Die Regierung lässt in einem langen Brief der Kammer wissen, dass die Corona-Hilfen im Rahmen von NOW, TVL, Tozo und TONK sowie verschiedene steuerliche Maßnahmen zum 1. Oktober 2021 auslaufen.
Allgemeine Maßnahmen
Die Beendigung betrifft (nahezu) alle sogenannten generischen Maßnahmen. Verschiedene Garantiesysteme bleiben jedoch bis Ende 2021 in Kraft. Mit diesen Maßnahmen wird insbesondere die Kreditvergabe an die Wirtschaft unterstützt.

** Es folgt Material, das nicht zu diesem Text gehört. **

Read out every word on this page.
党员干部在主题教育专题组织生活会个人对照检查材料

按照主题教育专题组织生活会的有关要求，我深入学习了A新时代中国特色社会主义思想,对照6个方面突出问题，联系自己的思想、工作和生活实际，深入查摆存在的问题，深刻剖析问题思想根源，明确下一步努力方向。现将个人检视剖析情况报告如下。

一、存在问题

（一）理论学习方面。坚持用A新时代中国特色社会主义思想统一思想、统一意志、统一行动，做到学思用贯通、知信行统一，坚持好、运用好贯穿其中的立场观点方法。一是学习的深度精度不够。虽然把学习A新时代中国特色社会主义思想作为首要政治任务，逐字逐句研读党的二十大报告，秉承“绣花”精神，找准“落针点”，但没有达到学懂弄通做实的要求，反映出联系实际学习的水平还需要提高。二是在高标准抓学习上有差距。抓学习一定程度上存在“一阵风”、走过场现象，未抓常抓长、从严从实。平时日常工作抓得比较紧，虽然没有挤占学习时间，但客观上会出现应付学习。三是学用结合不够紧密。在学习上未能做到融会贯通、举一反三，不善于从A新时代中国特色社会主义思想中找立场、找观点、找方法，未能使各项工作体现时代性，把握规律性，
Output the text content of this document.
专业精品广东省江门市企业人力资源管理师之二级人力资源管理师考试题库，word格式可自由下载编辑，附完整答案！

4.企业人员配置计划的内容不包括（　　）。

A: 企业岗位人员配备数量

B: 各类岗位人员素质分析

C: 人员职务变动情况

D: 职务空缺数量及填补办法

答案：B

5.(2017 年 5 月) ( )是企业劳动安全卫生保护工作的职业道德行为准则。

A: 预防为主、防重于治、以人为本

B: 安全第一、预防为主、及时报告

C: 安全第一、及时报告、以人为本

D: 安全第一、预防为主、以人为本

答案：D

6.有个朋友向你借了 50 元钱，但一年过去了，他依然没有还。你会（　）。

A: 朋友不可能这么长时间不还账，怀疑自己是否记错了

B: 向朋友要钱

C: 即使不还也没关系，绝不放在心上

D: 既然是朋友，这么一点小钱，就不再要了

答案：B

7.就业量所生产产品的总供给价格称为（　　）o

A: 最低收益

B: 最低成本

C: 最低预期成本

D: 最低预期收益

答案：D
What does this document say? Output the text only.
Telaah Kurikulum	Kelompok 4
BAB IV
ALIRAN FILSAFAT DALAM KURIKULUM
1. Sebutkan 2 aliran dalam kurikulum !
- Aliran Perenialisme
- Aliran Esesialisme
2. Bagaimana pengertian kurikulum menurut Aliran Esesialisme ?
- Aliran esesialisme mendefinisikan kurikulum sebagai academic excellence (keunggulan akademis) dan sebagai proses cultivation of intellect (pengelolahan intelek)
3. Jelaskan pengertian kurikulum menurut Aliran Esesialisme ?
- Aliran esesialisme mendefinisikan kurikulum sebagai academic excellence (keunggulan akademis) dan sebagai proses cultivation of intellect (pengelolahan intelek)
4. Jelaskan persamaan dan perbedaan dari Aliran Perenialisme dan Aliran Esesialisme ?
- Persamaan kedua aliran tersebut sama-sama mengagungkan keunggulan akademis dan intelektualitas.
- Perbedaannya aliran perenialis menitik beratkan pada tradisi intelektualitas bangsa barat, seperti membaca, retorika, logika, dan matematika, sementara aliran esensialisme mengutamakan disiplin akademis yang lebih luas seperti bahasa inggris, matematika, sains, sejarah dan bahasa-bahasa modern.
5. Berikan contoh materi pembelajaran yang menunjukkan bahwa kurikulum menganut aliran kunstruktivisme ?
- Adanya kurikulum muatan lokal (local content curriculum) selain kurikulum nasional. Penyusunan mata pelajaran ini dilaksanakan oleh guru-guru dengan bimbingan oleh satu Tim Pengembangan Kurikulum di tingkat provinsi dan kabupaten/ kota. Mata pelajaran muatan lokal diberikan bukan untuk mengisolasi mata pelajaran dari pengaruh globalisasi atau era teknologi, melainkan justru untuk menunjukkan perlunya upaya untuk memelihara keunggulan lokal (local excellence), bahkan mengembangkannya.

Darüber hinaus werden für eine Reihe von Branchen spezifische zusätzliche Maßnahmen ergriffen.
Wieder Steuern zahlen
Zudem entfällt die Möglichkeit, einen Sonderaufschub für die Zahlung von Steuern zu beantragen. Die nach dem 30. September 2021 fälligen Steuern müssen wieder innerhalb der regulären Frist gezahlt werden.
Dies betrifft beispielsweise die Mehrwertsteuer, die für das dritte Quartal 2021 fällig ist. Dieser Steuerbetrag muss bis zum 1. November 2021 auf dem Bankkonto des Finanzamts eingegangen sein.
Wie die Eintreibung der während der Corona-Krise aufgelaufenen Steuerschulden ablaufen wird, erfährst du in unserem Factsheet Sonderzahlungsaufschub im Zusammenhang mit der Corona-Krise. Wichtig ist, dass eine Voraussetzung für die Zahlungsvereinbarung darin besteht, dass alle neuen Steuerschulden fristgerecht beglichen werden.
Im September wird auch die Steuerbeitreibung für alle Privatpersonen und Unternehmer schrittweise wieder aufgenommen, ohne dass Zahlungsaufschub gewährt wird.
Abwicklung verschiedener Regelungen
Die beantragten NOW- und TVL-Zuschüsse müssen natürlich noch für alle beantragten Zeiträume abgerechnet werden. Auf der Grundlage des Zuschussantrags wurden Vorschüsse ausgezahlt. Diese Vorschüsse müssen abgerechnet werden. Dies erfolgt auf der Grundlage eines Antrags auf Festsetzung der Beihilfe. Wird ein solcher Antrag nicht oder zu spät gestellt, wird die Beihilfe auf null festgesetzt (und der gesamte Vorschuss muss zurückgezahlt werden).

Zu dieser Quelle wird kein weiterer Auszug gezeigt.